Chained Equations: MICE works by imputing missing values in a sequence of steps, where each missing value is replaced using a predictive model based on the other variables. For instance, if a dataset has missing values in both age and income, MICE might first estimate the missing age values based on other variables like education and occupation, then use the newly imputed age values to help impute the missing income values.
Multiple Imputations: Instead of creating a single imputed dataset, MICE generates multiple datasets with slightly different imputed values for each missing observation. This process reflects the uncertainty around the true value of the missing data. After imputation, these datasets are analyzed separately, and the results are combined to produce a more robust, reliable final analysis.
Flexibility: MICE is highly flexible and can handle a variety of data types (numerical, categorical) and patterns of missingness. It allows for different models to be used for different variables, which can improve accuracy in datasets with diverse types of data.

MICE is particularly effective when dealing with datasets where the relationships between variables are complex, and it helps to account for the uncertainty associated with missing values by creating multiple plausible imputed datasets.

KNN Imputation

KNN[3] imputation is another popular multivariate technique that uses a proximity-based approach to estimate missing values. Unlike MICE, which relies on regression models, KNN imputation estimates missing values based on the values of "neighboring" observations in the dataset.

Neighbor-Based Imputation: KNN imputation works by identifying the K observations (or "neighbors") that are most similar to the observation with the missing value. The missing value is then imputed by averaging (or taking the most frequent category, in the case of categorical data) the values of these neighbors. For numerical data, the neighbors are chosen based on the Euclidean distance or another distance metric that reflects similarity between observations.
Using Relationships Between Variables: KNN imputation takes into account the relationships between all variables in the dataset when calculating proximity between observations. For example, if income data is missing for a certain observation, KNN would search for other observations with similar characteristics (such as age, education, and occupation) and use their income values to estimate the missing one.
Non-Parametric: One of the main advantages of KNN imputation is that it is non-parametric, meaning it does not make assumptions about the underlying distribution of the data. This makes it particularly useful for datasets with non-linear relationships or variables that do not follow normal distributions.
Flexibility Across Data Types: KNN imputation can be applied to both numerical and categorical data, making it versatile across different types of datasets. However, it can become computationally intensive for large datasets, especially when the number of neighbors (K) or the number of variables is large.

Conclusion

Effectively handling missing data is essential for ensuring the accuracy and reliability of any analysis, particularly in machine learning and statistical modeling. Univariate imputation methods offer simplicity and efficiency for small, independent datasets, while multivariate approaches like MICE and KNN provide more sophisticated solutions by leveraging the relationships between variables. Choosing the right imputation method depends on the nature of the dataset and the patterns of missingness.
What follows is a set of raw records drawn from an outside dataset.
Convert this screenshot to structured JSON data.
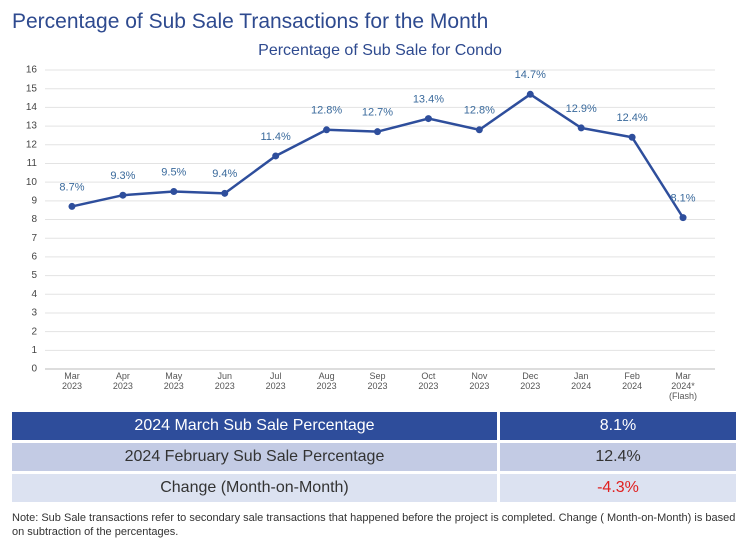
{
  "header": {
    "title": "Percentage of Sub Sale Transactions for the Month"
  },
  "chart_data": {
    "type": "line",
    "title": "Percentage of Sub Sale for Condo",
    "categories": [
      "Mar 2023",
      "Apr 2023",
      "May 2023",
      "Jun 2023",
      "Jul 2023",
      "Aug 2023",
      "Sep 2023",
      "Oct 2023",
      "Nov 2023",
      "Dec 2023",
      "Jan 2024",
      "Feb 2024",
      "Mar 2024* (Flash)"
    ],
    "values": [
      8.7,
      9.3,
      9.5,
      9.4,
      11.4,
      12.8,
      12.7,
      13.4,
      12.8,
      14.7,
      12.9,
      12.4,
      8.1
    ],
    "value_labels": [
      "8.7%",
      "9.3%",
      "9.5%",
      "9.4%",
      "11.4%",
      "12.8%",
      "12.7%",
      "13.4%",
      "12.8%",
      "14.7%",
      "12.9%",
      "12.4%",
      "8.1%"
    ],
    "color": "#2e4e9c",
    "ylim": [
      0,
      16
    ],
    "yticks": [
      0,
      1,
      2,
      3,
      4,
      5,
      6,
      7,
      8,
      9,
      10,
      11,
      12,
      13,
      14,
      15,
      16
    ],
    "grid": true
  },
  "table": {
    "rows": [
      [
        "2024 March Sub Sale Percentage",
        "8.1%"
      ],
      [
        "2024 February Sub Sale Percentage",
        "12.4%"
      ],
      [
        "Change (Month-on-Month)",
        "-4.3%"
      ]
    ]
  },
  "note": "Note: Sub Sale transactions refer to secondary sale transactions that happened before the project is completed. Change ( Month-on-Month) is based on subtraction of the percentages."
}
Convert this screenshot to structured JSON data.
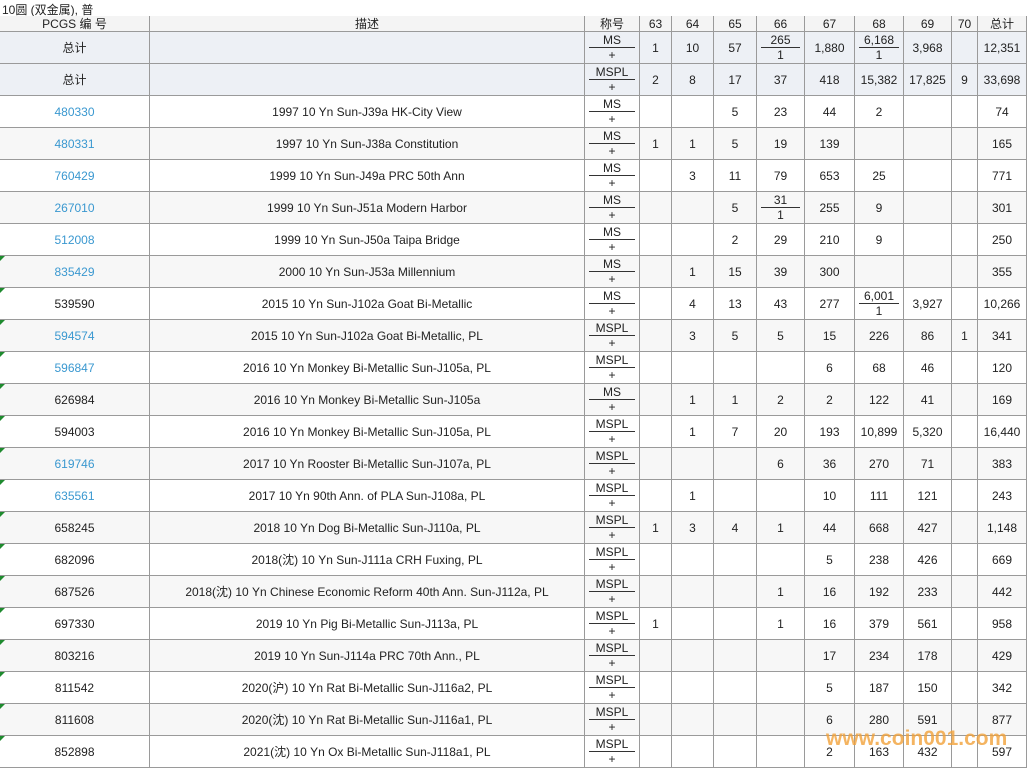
{
  "title": "10圆 (双金属), 普",
  "header": {
    "id": "PCGS 编 号",
    "desc": "描述",
    "des": "称号",
    "grades": [
      63,
      64,
      65,
      66,
      67,
      68,
      69,
      70
    ],
    "total": "总计"
  },
  "rows": [
    {
      "id": "总计",
      "desc": null,
      "des": "MS",
      "plus": "+",
      "grades": [
        "1",
        "10",
        "57",
        {
          "top": "265",
          "bottom": "1"
        },
        "1,880",
        {
          "top": "6,168",
          "bottom": "1"
        },
        "3,968",
        null
      ],
      "total": "12,351",
      "link": false,
      "summary": true
    },
    {
      "id": "总计",
      "desc": null,
      "des": "MSPL",
      "plus": "+",
      "grades": [
        "2",
        "8",
        "17",
        "37",
        "418",
        "15,382",
        "17,825",
        "9"
      ],
      "total": "33,698",
      "link": false,
      "summary": true
    },
    {
      "id": "480330",
      "desc": "1997 10 Yn Sun-J39a HK-City View",
      "des": "MS",
      "plus": "+",
      "grades": [
        null,
        null,
        "5",
        "23",
        "44",
        "2",
        null,
        null
      ],
      "total": "74",
      "link": true
    },
    {
      "id": "480331",
      "desc": "1997 10 Yn Sun-J38a Constitution",
      "des": "MS",
      "plus": "+",
      "grades": [
        "1",
        "1",
        "5",
        "19",
        "139",
        null,
        null,
        null
      ],
      "total": "165",
      "link": true
    },
    {
      "id": "760429",
      "desc": "1999 10 Yn Sun-J49a PRC 50th Ann",
      "des": "MS",
      "plus": "+",
      "grades": [
        null,
        "3",
        "11",
        "79",
        "653",
        "25",
        null,
        null
      ],
      "total": "771",
      "link": true
    },
    {
      "id": "267010",
      "desc": "1999 10 Yn Sun-J51a Modern Harbor",
      "des": "MS",
      "plus": "+",
      "grades": [
        null,
        null,
        "5",
        {
          "top": "31",
          "bottom": "1"
        },
        "255",
        "9",
        null,
        null
      ],
      "total": "301",
      "link": true
    },
    {
      "id": "512008",
      "desc": "1999 10 Yn Sun-J50a Taipa Bridge",
      "des": "MS",
      "plus": "+",
      "grades": [
        null,
        null,
        "2",
        "29",
        "210",
        "9",
        null,
        null
      ],
      "total": "250",
      "link": true
    },
    {
      "id": "835429",
      "desc": "2000 10 Yn Sun-J53a Millennium",
      "des": "MS",
      "plus": "+",
      "grades": [
        null,
        "1",
        "15",
        "39",
        "300",
        null,
        null,
        null
      ],
      "total": "355",
      "link": true
    },
    {
      "id": "539590",
      "desc": "2015 10 Yn Sun-J102a Goat Bi-Metallic",
      "des": "MS",
      "plus": "+",
      "grades": [
        null,
        "4",
        "13",
        "43",
        "277",
        {
          "top": "6,001",
          "bottom": "1"
        },
        "3,927",
        null
      ],
      "total": "10,266",
      "link": false
    },
    {
      "id": "594574",
      "desc": "2015 10 Yn Sun-J102a Goat Bi-Metallic, PL",
      "des": "MSPL",
      "plus": "+",
      "grades": [
        null,
        "3",
        "5",
        "5",
        "15",
        "226",
        "86",
        "1"
      ],
      "total": "341",
      "link": true
    },
    {
      "id": "596847",
      "desc": "2016 10 Yn Monkey Bi-Metallic Sun-J105a, PL",
      "des": "MSPL",
      "plus": "+",
      "grades": [
        null,
        null,
        null,
        null,
        "6",
        "68",
        "46",
        null
      ],
      "total": "120",
      "link": true
    },
    {
      "id": "626984",
      "desc": "2016 10 Yn Monkey Bi-Metallic Sun-J105a",
      "des": "MS",
      "plus": "+",
      "grades": [
        null,
        "1",
        "1",
        "2",
        "2",
        "122",
        "41",
        null
      ],
      "total": "169",
      "link": false
    },
    {
      "id": "594003",
      "desc": "2016 10 Yn Monkey Bi-Metallic Sun-J105a, PL",
      "des": "MSPL",
      "plus": "+",
      "grades": [
        null,
        "1",
        "7",
        "20",
        "193",
        "10,899",
        "5,320",
        null
      ],
      "total": "16,440",
      "link": false
    },
    {
      "id": "619746",
      "desc": "2017 10 Yn Rooster Bi-Metallic Sun-J107a, PL",
      "des": "MSPL",
      "plus": "+",
      "grades": [
        null,
        null,
        null,
        "6",
        "36",
        "270",
        "71",
        null
      ],
      "total": "383",
      "link": true
    },
    {
      "id": "635561",
      "desc": "2017 10 Yn 90th Ann. of PLA Sun-J108a, PL",
      "des": "MSPL",
      "plus": "+",
      "grades": [
        null,
        "1",
        null,
        null,
        "10",
        "111",
        "121",
        null
      ],
      "total": "243",
      "link": true
    },
    {
      "id": "658245",
      "desc": "2018 10 Yn Dog Bi-Metallic Sun-J110a, PL",
      "des": "MSPL",
      "plus": "+",
      "grades": [
        "1",
        "3",
        "4",
        "1",
        "44",
        "668",
        "427",
        null
      ],
      "total": "1,148",
      "link": false
    },
    {
      "id": "682096",
      "desc": "2018(沈) 10 Yn Sun-J111a CRH Fuxing, PL",
      "des": "MSPL",
      "plus": "+",
      "grades": [
        null,
        null,
        null,
        null,
        "5",
        "238",
        "426",
        null
      ],
      "total": "669",
      "link": false
    },
    {
      "id": "687526",
      "desc": "2018(沈) 10 Yn Chinese Economic Reform 40th Ann. Sun-J112a, PL",
      "des": "MSPL",
      "plus": "+",
      "grades": [
        null,
        null,
        null,
        "1",
        "16",
        "192",
        "233",
        null
      ],
      "total": "442",
      "link": false
    },
    {
      "id": "697330",
      "desc": "2019 10 Yn Pig Bi-Metallic Sun-J113a, PL",
      "des": "MSPL",
      "plus": "+",
      "grades": [
        "1",
        null,
        null,
        "1",
        "16",
        "379",
        "561",
        null
      ],
      "total": "958",
      "link": false
    },
    {
      "id": "803216",
      "desc": "2019 10 Yn Sun-J114a PRC 70th Ann., PL",
      "des": "MSPL",
      "plus": "+",
      "grades": [
        null,
        null,
        null,
        null,
        "17",
        "234",
        "178",
        null
      ],
      "total": "429",
      "link": false
    },
    {
      "id": "811542",
      "desc": "2020(沪) 10 Yn Rat Bi-Metallic Sun-J116a2, PL",
      "des": "MSPL",
      "plus": "+",
      "grades": [
        null,
        null,
        null,
        null,
        "5",
        "187",
        "150",
        null
      ],
      "total": "342",
      "link": false
    },
    {
      "id": "811608",
      "desc": "2020(沈) 10 Yn Rat Bi-Metallic Sun-J116a1, PL",
      "des": "MSPL",
      "plus": "+",
      "grades": [
        null,
        null,
        null,
        null,
        "6",
        "280",
        "591",
        null
      ],
      "total": "877",
      "link": false
    },
    {
      "id": "852898",
      "desc": "2021(沈) 10 Yn Ox Bi-Metallic Sun-J118a1, PL",
      "des": "MSPL",
      "plus": "+",
      "grades": [
        null,
        null,
        null,
        null,
        "2",
        "163",
        "432",
        null
      ],
      "total": "597",
      "link": false
    }
  ],
  "watermark": "www.coin001.com"
}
Ultimately, by addressing missing data thoughtfully and appropriately, analysts can preserve the integrity of their models and make better-informed decisions based on complete, reliable datasets.

References

[1] Rubin, D. B. (1976). Inference and missing data. Biometrika, 63(3), 581-592.

[2] White, I. R., Royston, P., & Wood, A. M. (2011). Multiple imputation using chained equations: issues and guidance for practice. Statistics in medicine, 30(4), 377-399.

[3] Peterson, L. E. (2009). K-nearest neighbor. Scholarpedia, 4(2), 1883.

[4] K-nearest neighbor, Scholarpedia

[5] Nakagawa, S., & Freckleton, R. P. (2008). Missing inaction: the dangers of ignoring missing data. Trends in ecology & evolution, 23(11), 592-596.